No, I am not a pickpocket, nor did I have my pockets picked. This is about the Great Syrup Mystery. It is a mystery I have no idea how to solve. I attempted to solve it this morning but my efforts were in vain.
Here is the problem. No matter how careful I am, any time I eat breakfast out and order pancakes, my hands will magically feel sticky. This seems to be a phenomenon not merely occurring to me because Frank confirmed that this does happen to him, too.
This is why it’s a mystery. I don’t eat with my hands. I don’t drip syrup all over the utensils when I pour it on the pancakes. My aim isn’t that bad. I have absolutely no idea how the syrup manages to travel upwards, onto the fork and then cling to my hand. I think it has some weird anti-gravity abilities. That is the only explanation. How else do you explain syrup on the fork handle? There is absolutely no logical explanation to this. None.

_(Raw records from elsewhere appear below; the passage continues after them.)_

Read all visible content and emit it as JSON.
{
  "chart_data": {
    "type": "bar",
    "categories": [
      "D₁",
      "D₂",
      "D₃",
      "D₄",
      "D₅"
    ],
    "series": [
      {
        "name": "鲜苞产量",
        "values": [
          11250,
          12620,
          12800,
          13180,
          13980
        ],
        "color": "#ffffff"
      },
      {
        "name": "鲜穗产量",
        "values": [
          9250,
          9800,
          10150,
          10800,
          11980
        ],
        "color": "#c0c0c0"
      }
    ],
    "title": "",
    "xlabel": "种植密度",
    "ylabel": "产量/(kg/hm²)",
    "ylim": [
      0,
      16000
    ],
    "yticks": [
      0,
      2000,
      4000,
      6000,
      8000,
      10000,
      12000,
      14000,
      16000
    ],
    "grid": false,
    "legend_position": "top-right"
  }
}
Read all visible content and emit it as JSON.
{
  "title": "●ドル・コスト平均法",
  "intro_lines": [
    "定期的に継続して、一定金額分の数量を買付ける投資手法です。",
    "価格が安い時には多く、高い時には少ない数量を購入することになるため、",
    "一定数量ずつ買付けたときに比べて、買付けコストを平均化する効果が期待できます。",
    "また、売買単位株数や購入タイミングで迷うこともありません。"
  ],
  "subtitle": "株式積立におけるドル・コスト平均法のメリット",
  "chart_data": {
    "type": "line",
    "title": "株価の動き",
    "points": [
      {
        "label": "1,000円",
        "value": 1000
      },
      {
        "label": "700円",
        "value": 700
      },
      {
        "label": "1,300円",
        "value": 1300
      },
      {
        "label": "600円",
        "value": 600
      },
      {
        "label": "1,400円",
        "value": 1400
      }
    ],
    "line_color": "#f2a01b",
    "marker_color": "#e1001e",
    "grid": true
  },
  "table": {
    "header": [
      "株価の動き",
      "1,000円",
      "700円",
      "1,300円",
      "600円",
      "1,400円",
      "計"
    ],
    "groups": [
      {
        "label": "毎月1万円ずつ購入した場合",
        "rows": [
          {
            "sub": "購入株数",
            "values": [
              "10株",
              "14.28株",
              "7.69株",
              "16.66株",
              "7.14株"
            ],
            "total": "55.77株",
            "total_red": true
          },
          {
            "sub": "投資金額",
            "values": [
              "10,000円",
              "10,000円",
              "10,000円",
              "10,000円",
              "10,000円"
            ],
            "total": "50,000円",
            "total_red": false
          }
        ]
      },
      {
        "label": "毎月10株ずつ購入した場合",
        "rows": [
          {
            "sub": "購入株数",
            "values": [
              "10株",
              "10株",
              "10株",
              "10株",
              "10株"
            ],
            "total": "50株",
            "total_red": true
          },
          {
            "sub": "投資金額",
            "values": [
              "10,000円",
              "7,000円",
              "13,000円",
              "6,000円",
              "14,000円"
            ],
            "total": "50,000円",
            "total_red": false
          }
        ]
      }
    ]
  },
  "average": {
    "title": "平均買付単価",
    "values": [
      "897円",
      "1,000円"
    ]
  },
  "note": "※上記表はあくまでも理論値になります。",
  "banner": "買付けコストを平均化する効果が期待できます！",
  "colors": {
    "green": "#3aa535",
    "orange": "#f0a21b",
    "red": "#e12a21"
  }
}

August 19th, 2008 at 8:37 pm Quote
It has something to do with evaporation…..or not.
I guess I can live without a contest, I suck at contests anyway.
August 20th, 2008 at 12:32 am Quote
right now I blame everything on menopause, or percocet. You can use either one or both if you like
August 20th, 2008 at 5:30 pm Quote
It’s the syrup container - the person before you dripped syrup all over it - you picked up the container to pour the syrup and now it’s all over your fingers!

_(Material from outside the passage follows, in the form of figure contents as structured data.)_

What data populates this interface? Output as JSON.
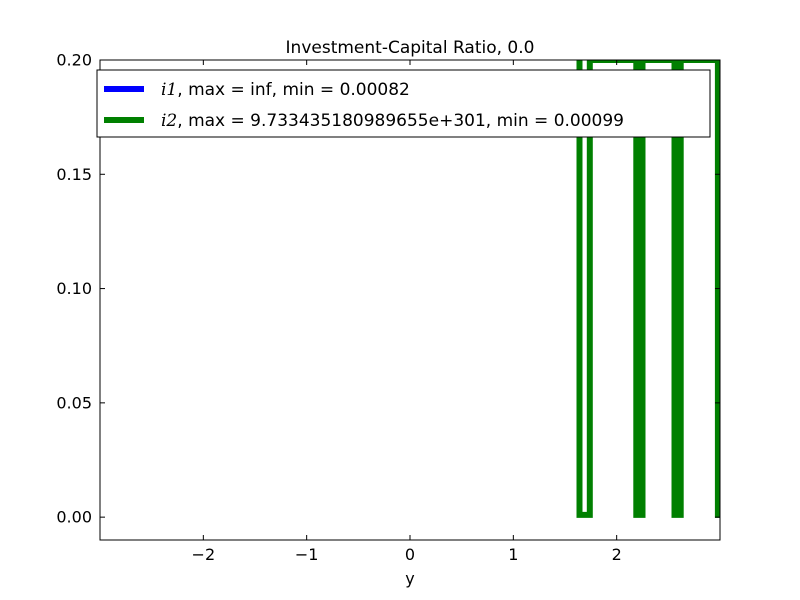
{
  "chart_data": {
    "type": "line",
    "title": "Investment-Capital Ratio, 0.0",
    "xlabel": "y",
    "ylabel": "",
    "xlim": [
      -3.0,
      3.0
    ],
    "ylim": [
      -0.01,
      0.2
    ],
    "x_ticks": [
      -2,
      -1,
      0,
      1,
      2
    ],
    "x_tick_labels": [
      "−2",
      "−1",
      "0",
      "1",
      "2"
    ],
    "y_ticks": [
      0.0,
      0.05,
      0.1,
      0.15,
      0.2
    ],
    "y_tick_labels": [
      "0.00",
      "0.05",
      "0.10",
      "0.15",
      "0.20"
    ],
    "grid": false,
    "legend_position": "top",
    "series": [
      {
        "name": "i1",
        "legend_math": "i1",
        "legend_text": ", max = inf, min = 0.00082",
        "color": "#0000ff",
        "points": []
      },
      {
        "name": "i2",
        "legend_math": "i2",
        "legend_text": ", max = 9.733435180989655e+301, min = 0.00099",
        "color": "#008000",
        "points": [
          [
            1.64,
            0.2
          ],
          [
            1.64,
            0.001
          ],
          [
            1.74,
            0.001
          ],
          [
            1.74,
            0.2
          ],
          [
            2.19,
            0.2
          ],
          [
            2.19,
            0.001
          ],
          [
            2.21,
            0.001
          ],
          [
            2.21,
            0.2
          ],
          [
            2.23,
            0.2
          ],
          [
            2.23,
            0.001
          ],
          [
            2.25,
            0.001
          ],
          [
            2.25,
            0.2
          ],
          [
            2.56,
            0.2
          ],
          [
            2.56,
            0.001
          ],
          [
            2.58,
            0.001
          ],
          [
            2.58,
            0.2
          ],
          [
            2.6,
            0.2
          ],
          [
            2.6,
            0.001
          ],
          [
            2.62,
            0.001
          ],
          [
            2.62,
            0.2
          ],
          [
            2.98,
            0.2
          ],
          [
            2.98,
            0.001
          ],
          [
            3.0,
            0.001
          ]
        ]
      }
    ]
  }
}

August 20th, 2008 at 6:46 pm Quote
You should eat pancakes with Linus. It’s, um, and experience!
August 20th, 2008 at 11:48 pm Quote
I have a plan. Next time I will bring one of those surgical gloves to pour the syrup. If there is still something sticky on my fork afterwards, then it’s one of those mysteries like Bigfoot.
August 22nd, 2008 at 7:06 pm Quote
Wicking. It’s called wicking. It’s also why it’s not a good idea to wear thong underwear. I don’t think I need to say more. Capice?